The Ghost of WWDC Past
In the world of Apple development, there’s a verb that sends a shiver down every founder’s spine: to be “Sherlocked.” The term dates back to the early 2000s when Apple released its own search tool, “Sherlock 3,” which replicated the core functionality
of a popular third-party app called Watson, effectively killing its business overnight. This story has repeated itself countless times since. A cool third-party widget, camera app, or utility gets popular, and a year or two later, its main feature appears, free and deeply integrated, in the next version of iOS or macOS. This isn’t malicious; it’s simply the natural evolution of a platform. Apple sees what users find valuable and logically concludes it should be a native part of the experience. But for the developers who pioneered the idea, it’s a brutal reminder that they are building their empires on rented land. The productivity space, with its focus on calendars, notes, and task management, is prime real estate—and Apple is the landlord.
The Catalyst: Ambient, OS-Level AI
So, what could happen at a hypothetical WWDC 2026 that would be so transformative? The answer isn’t a single new app, but a foundational shift in how the operating system itself works. The seeds were planted with “Apple Intelligence” in 2024, but imagine its evolution two years down the line: a truly ambient, predictive, and proactive AI woven into the very fabric of iOS and macOS. Think of an OS that doesn’t just see your apps but understands the *content* and *context* within them. It knows you have a flight confirmation in your email, a related hotel booking in your calendar, and a message from a colleague about the trip. Today, a productivity app might help you manually link these things. In this future, the OS could do it automatically. A simple prompt like, “Hey Siri, create a project for my Chicago trip and pull in all relevant files and deadlines,” would no longer be science fiction. The AI could generate tasks, set reminders, and gather documents without you ever opening a third-party app.
The Unfair Advantage
This is where Apple’s platform advantage becomes insurmountable for many. A third-party app like Notion or Asana has to ask for permission to access your calendar, your contacts, and your files. It lives in a silo, and making it talk to other silos is clunky, requiring complex integrations and APIs. Apple, on the other hand, owns all the silos. It can build seamless, private, on-device connections between Mail, Calendar, Messages, and Files that no one else can. When the OS itself can manage your entire workflow context, the core value proposition of many productivity apps—organizing scattered information—evaporates. Why would you pay for a service to manually create a project dashboard when your iPhone can build a more comprehensive one for you, automatically, just by understanding your intent? This is the pivot point. Basic task management, note-taking, and project aggregation could become commoditized features of the operating system itself.

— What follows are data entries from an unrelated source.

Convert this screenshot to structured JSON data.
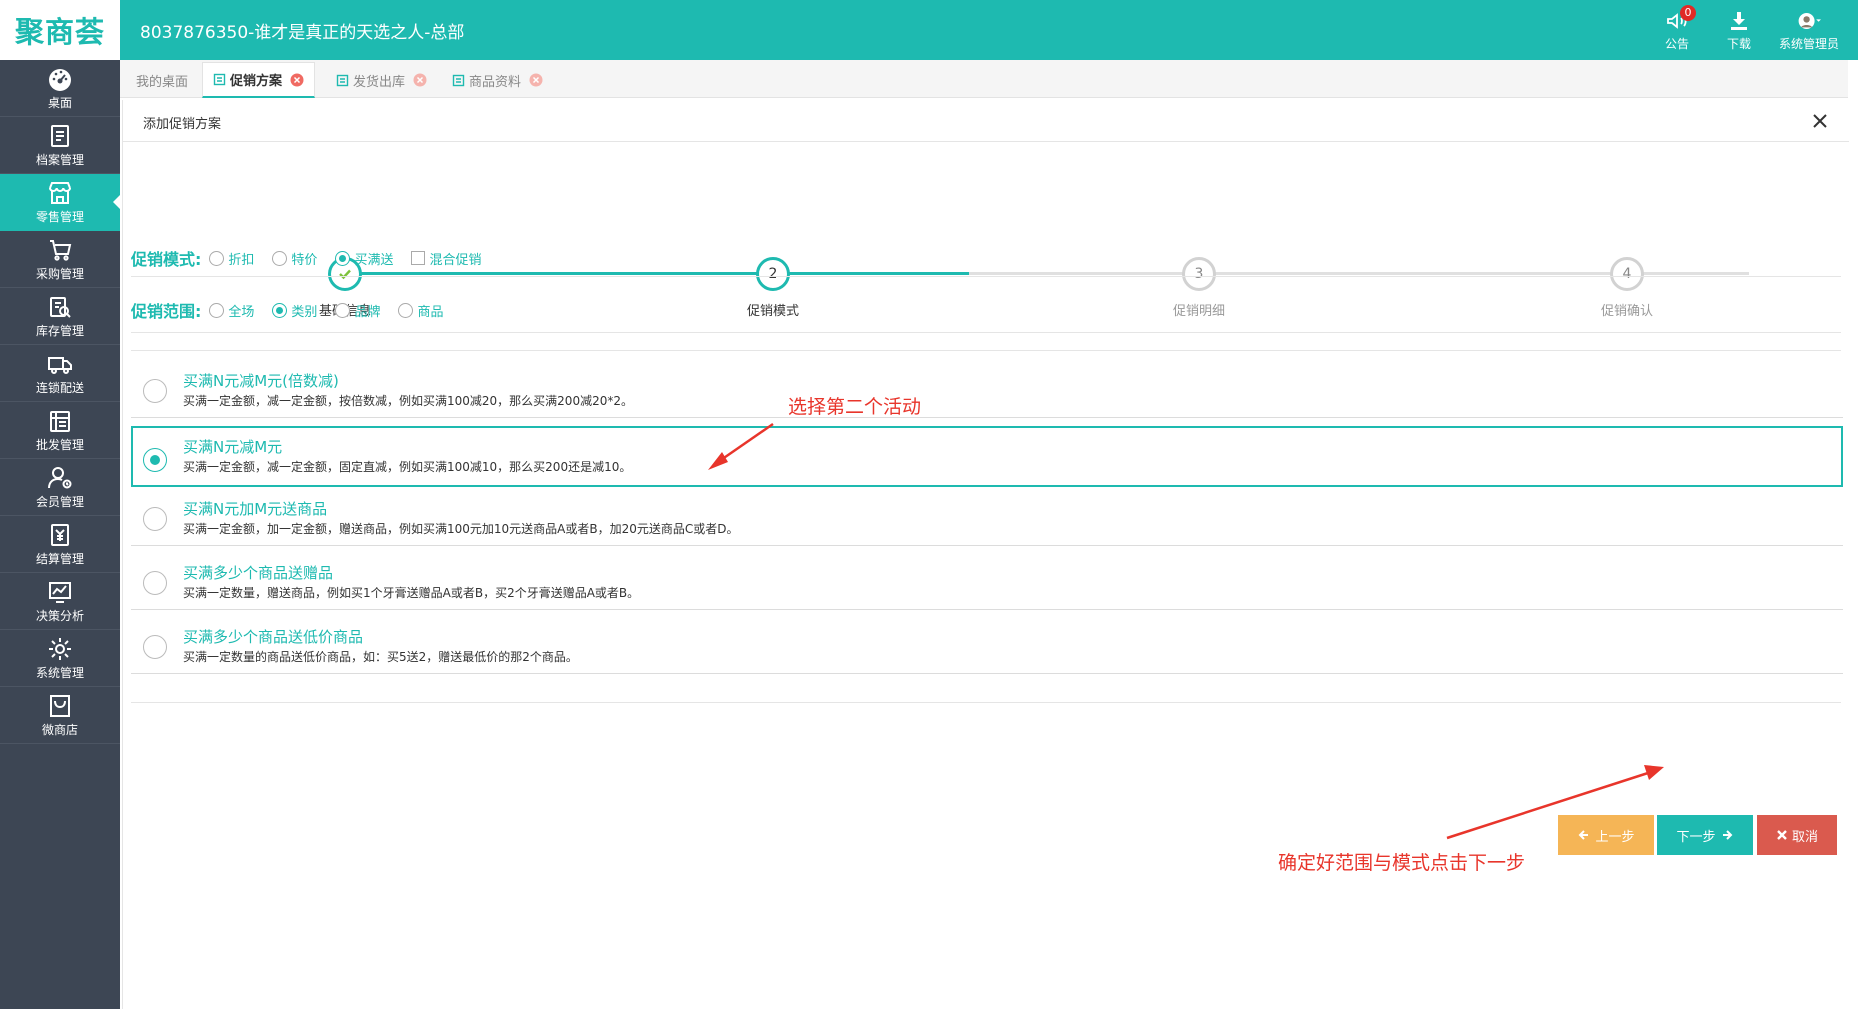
{
  "header": {
    "logo": "聚商荟",
    "title": "8037876350-谁才是真正的天选之人-总部",
    "actions": [
      {
        "label": "公告",
        "icon": "announcement-icon",
        "badge": "0"
      },
      {
        "label": "下载",
        "icon": "download-icon"
      },
      {
        "label": "系统管理员",
        "icon": "user-avatar-icon"
      }
    ]
  },
  "sidebar": {
    "items": [
      {
        "label": "桌面",
        "icon": "dashboard-icon"
      },
      {
        "label": "档案管理",
        "icon": "archive-icon"
      },
      {
        "label": "零售管理",
        "icon": "store-icon",
        "active": true
      },
      {
        "label": "采购管理",
        "icon": "cart-icon"
      },
      {
        "label": "库存管理",
        "icon": "inventory-icon"
      },
      {
        "label": "连锁配送",
        "icon": "truck-icon"
      },
      {
        "label": "批发管理",
        "icon": "wholesale-icon"
      },
      {
        "label": "会员管理",
        "icon": "member-icon"
      },
      {
        "label": "结算管理",
        "icon": "settlement-icon"
      },
      {
        "label": "决策分析",
        "icon": "analytics-icon"
      },
      {
        "label": "系统管理",
        "icon": "settings-icon"
      },
      {
        "label": "微商店",
        "icon": "micro-store-icon"
      }
    ]
  },
  "tabs": [
    {
      "label": "我的桌面"
    },
    {
      "label": "促销方案",
      "active": true
    },
    {
      "label": "发货出库"
    },
    {
      "label": "商品资料"
    }
  ],
  "panel": {
    "title": "添加促销方案"
  },
  "steps": [
    {
      "number": "1",
      "label": "基础信息",
      "state": "done"
    },
    {
      "number": "2",
      "label": "促销模式",
      "state": "current"
    },
    {
      "number": "3",
      "label": "促销明细",
      "state": "pending"
    },
    {
      "number": "4",
      "label": "促销确认",
      "state": "pending"
    }
  ],
  "mode": {
    "label": "促销模式:",
    "options": [
      "折扣",
      "特价",
      "买满送"
    ],
    "selected": "买满送",
    "mixed_label": "混合促销",
    "mixed_checked": false
  },
  "scope": {
    "label": "促销范围:",
    "options": [
      "全场",
      "类别",
      "品牌",
      "商品"
    ],
    "selected": "类别"
  },
  "activities": [
    {
      "title": "买满N元减M元(倍数减)",
      "desc": "买满一定金额，减一定金额，按倍数减，例如买满100减20，那么买满200减20*2。",
      "selected": false
    },
    {
      "title": "买满N元减M元",
      "desc": "买满一定金额，减一定金额，固定直减，例如买满100减10，那么买200还是减10。",
      "selected": true
    },
    {
      "title": "买满N元加M元送商品",
      "desc": "买满一定金额，加一定金额，赠送商品，例如买满100元加10元送商品A或者B，加20元送商品C或者D。",
      "selected": false
    },
    {
      "title": "买满多少个商品送赠品",
      "desc": "买满一定数量，赠送商品，例如买1个牙膏送赠品A或者B，买2个牙膏送赠品A或者B。",
      "selected": false
    },
    {
      "title": "买满多少个商品送低价商品",
      "desc": "买满一定数量的商品送低价商品，如：买5送2，赠送最低价的那2个商品。",
      "selected": false
    }
  ],
  "buttons": {
    "prev": "上一步",
    "next": "下一步",
    "cancel": "取消"
  },
  "annotations": {
    "pick_second": "选择第二个活动",
    "click_next": "确定好范围与模式点击下一步"
  },
  "colors": {
    "primary": "#1ebab0",
    "sidebar": "#3d4654",
    "prev_button": "#f5b556",
    "cancel_button": "#da5a4e",
    "annotation": "#e8352b"
  }
}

The Path to Survival: The Pivot
This doesn’t mean every productivity app dies. It means they are forced to evolve. The ones that survive will be those that successfully pivot up the value chain. Instead of competing on basic organization, they’ll have to offer something Apple won’t or can’t. One path is deep specialization. An app for construction project management, with features specific to blueprints and supply chain logistics, is safer than a generic to-do list. Another path is focusing on team collaboration, especially in cross-platform environments where colleagues use a mix of Windows, Android, and Apple devices. Apple’s ecosystem is a walled garden; the business world is not. Apps that bridge those walls will retain immense value. Finally, some apps will pivot to become a “meta-layer” that works *on top* of Apple’s new native capabilities, offering unique interfaces, powerful automations, or analytical insights that the basic OS tools lack. The business model shifts from replacing native apps to enhancing them.